— Должность председателя очень трудная,—сказал Виктор Антонович, когда Мутал ушел.— Начальников у него много. И все требуют, а он один, и не знает, как ему поспеть всех ублаготворить. А сколько скандалов у него в аймаке с одними гелюнгами и стариками. То мертвеца в степь выставят, вместо того чтобы похоронить, то лошадь от сибирки подохла, а ее зарывать не торопятся. Хорошо сонринговскому председателю — у него милиционер золотой, во все дела вникает. А у нас такого Нимгира еще не народилось. А заседания и собрания... С тех пор как я работать начал, не помню ни одного, которое бы вовремя началось...
Тускло светила лампа. Из степи доносился звон сверчков. На черное окно налипло множество бабочек и жучков. Около лампы кружились мухи. Виктор Антонович шатал по комнате. Ксения полулежала на кровати, закрывались плащом; ее немного знобило, так как, собирая гербарий, она засучила рукава и сильно обожгла солнцем руки.
— У вас есть оружие?—спросил Виктор Антонович.

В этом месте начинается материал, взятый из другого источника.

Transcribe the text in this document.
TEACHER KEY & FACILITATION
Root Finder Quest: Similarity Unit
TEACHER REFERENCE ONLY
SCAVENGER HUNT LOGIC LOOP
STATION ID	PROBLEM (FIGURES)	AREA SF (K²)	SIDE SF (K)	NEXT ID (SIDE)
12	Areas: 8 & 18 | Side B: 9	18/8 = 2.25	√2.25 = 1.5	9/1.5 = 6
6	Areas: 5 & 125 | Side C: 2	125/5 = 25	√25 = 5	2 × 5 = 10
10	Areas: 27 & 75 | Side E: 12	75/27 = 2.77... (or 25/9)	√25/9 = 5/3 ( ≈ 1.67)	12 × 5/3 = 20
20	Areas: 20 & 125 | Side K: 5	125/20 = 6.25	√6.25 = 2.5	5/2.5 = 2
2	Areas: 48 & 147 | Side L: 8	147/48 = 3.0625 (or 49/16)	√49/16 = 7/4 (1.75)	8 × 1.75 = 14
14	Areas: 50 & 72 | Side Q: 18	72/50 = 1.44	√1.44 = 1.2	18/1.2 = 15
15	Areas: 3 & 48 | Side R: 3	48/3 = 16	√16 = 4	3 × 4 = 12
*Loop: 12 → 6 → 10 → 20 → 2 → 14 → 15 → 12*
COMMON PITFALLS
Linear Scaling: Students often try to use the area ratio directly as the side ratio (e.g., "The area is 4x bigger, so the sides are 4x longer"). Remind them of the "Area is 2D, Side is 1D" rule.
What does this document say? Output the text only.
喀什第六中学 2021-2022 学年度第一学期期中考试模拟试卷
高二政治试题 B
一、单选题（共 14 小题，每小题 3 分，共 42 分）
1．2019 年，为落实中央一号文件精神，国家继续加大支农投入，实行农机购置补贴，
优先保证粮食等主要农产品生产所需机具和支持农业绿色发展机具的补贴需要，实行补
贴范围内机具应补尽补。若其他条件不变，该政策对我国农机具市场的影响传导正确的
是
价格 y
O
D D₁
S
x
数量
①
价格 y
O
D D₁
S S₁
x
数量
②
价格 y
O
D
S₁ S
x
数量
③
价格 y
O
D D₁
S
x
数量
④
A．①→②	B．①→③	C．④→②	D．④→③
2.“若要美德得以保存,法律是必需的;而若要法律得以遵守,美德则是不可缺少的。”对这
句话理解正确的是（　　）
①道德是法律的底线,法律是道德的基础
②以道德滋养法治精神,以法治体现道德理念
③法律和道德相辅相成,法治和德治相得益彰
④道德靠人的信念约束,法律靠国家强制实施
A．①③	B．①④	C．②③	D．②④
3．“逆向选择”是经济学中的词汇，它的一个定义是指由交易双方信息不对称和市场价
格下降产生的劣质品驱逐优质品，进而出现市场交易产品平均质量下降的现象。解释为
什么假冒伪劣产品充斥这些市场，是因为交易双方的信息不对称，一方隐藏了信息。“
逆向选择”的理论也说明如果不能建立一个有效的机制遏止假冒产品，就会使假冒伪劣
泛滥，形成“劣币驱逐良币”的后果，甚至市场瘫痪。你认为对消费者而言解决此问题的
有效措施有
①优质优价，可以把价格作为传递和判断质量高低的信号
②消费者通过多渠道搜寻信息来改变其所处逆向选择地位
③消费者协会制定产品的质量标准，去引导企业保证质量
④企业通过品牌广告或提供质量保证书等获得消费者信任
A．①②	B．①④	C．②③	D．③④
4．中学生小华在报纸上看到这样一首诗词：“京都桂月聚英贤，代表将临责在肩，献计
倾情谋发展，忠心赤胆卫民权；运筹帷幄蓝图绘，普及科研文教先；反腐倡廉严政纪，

— Ничего, кроме ножа. Зато... скажу по секрету: у меня есть стрихнин. Живой я бандитам не дамся. В улусе я просила оружие, а мне дали только разрешение на него. Где же я достану само оружие? Если бы оно и продавалось здесь, я купить не могла бы: денег таких нет...
Оба снова замолчали.
— Что же вы молчите? Скажите что-нибудь.
— Я буду рад, если отряд не соберется. Вы тогда уедете. И вообще вам не нужно было сюда ехать...
— Нет-нет! Что это вы говорите! Отряд должен быть, и я ни за что отсюда не уеду!
Решительными шагами вошел Кулаков, не замечая Виктора Антоновича, направился к Ксении.
— Как? Вы уже спите?
— Нет, кто же спит в это время? Меня лихорадит. Солнечный ожог.
— Стыд! Я вас не узнаю.— Кулаков взял стул и сел рядом.— А я, между прочим, за делом... Помните, тогда, в автомашине?
— Что в автомашине?—Ксения насторожилась.— Ах, да! Конечно, помню... Спорили: нация калмыки или нет...
— Да нет, я не про то... Что я вам тогда через окно пообещал?..
— Нет, ничего не помню,— поспешно сказала Ксения, глядя в упор на Кулакова.— Вы что-нибудь путаете, товарищ Кулаков, уверяю вас, вы мне ничего не обещали, да и не могли обещать, потому что я вас ни о чем не просила... Мне никогда и ничего от вас не было нужно.
— Эх! Забыли! Ну я скажу еще раз... Вы, между прочим, совсем для меня... И разрешите вам предложить... Ну, вместе по степям разъезжать будем. Вы — саранчу глушить, я —бандитов... и, между прочим, женка...—и он уставился на Ксению блестящими глазами.
— Что с вами? Вы женатый человек!
— Что ж что женат!.. Я вами с самого начала интересуюсь и давно все обдумал, потому и намекал вам... Здесь у милиционера уже и комнатка для нас с вами припасена. Пошли!—и он наклонился, стараясь взять руку Ксении и обдав ее запахом водки.
Ксения села и отодвинулась как можно дальше к стенке.
— Разрешите информировать, между прочим, я всерьез,—сказал Кулаков.— И что мне жена? Мы с ней все равно врозь живем. Пошли же! Там поговорим,— и он взял ее руку.
— Не смейте прикасаться ко мне!— с гадливостью оказала Ксения, вырывая руку.
— Значит не хотите провести со мной время, развлечься? Не хотите понять, что я здесь один, что нас, между прочим, в степи только двое... И в Булг-Айсте тоже ни разу не вышли пройтить-ся... И говорили, что у вас никого нет...
Кулаков насупился и, тяжело дыша, повел глазами.
Виктор Антонович давно перестал шагать; он стоял у стола и напряженно слушал.
— Чего смотрите?—воскликнул Кулаков.— Э-э... Понимаю! С ним значит... — и он повернулся к Ксении.
— Вы не ошиблись. Это—мой муж.
Ксения с трудом сдерживала бешенство и отвращение.
Виктор Антонович как-то странно всплеснул руками и выбежал из комнаты.
— Этот молокосос-то? Так вот что!— Кулаков хлопнул по колену.— Вы человек походный, и ему не пара. А мы сегодня с вами живем, а завтра, может, нас не будет. Такая у нас с вами работа. Вас здесь всякий обидеть может, а уж со мной... Сами знаете, кто я.
— Уж не думаете ли вы, что вы — это советская власть?— ядовито сказала Ксения.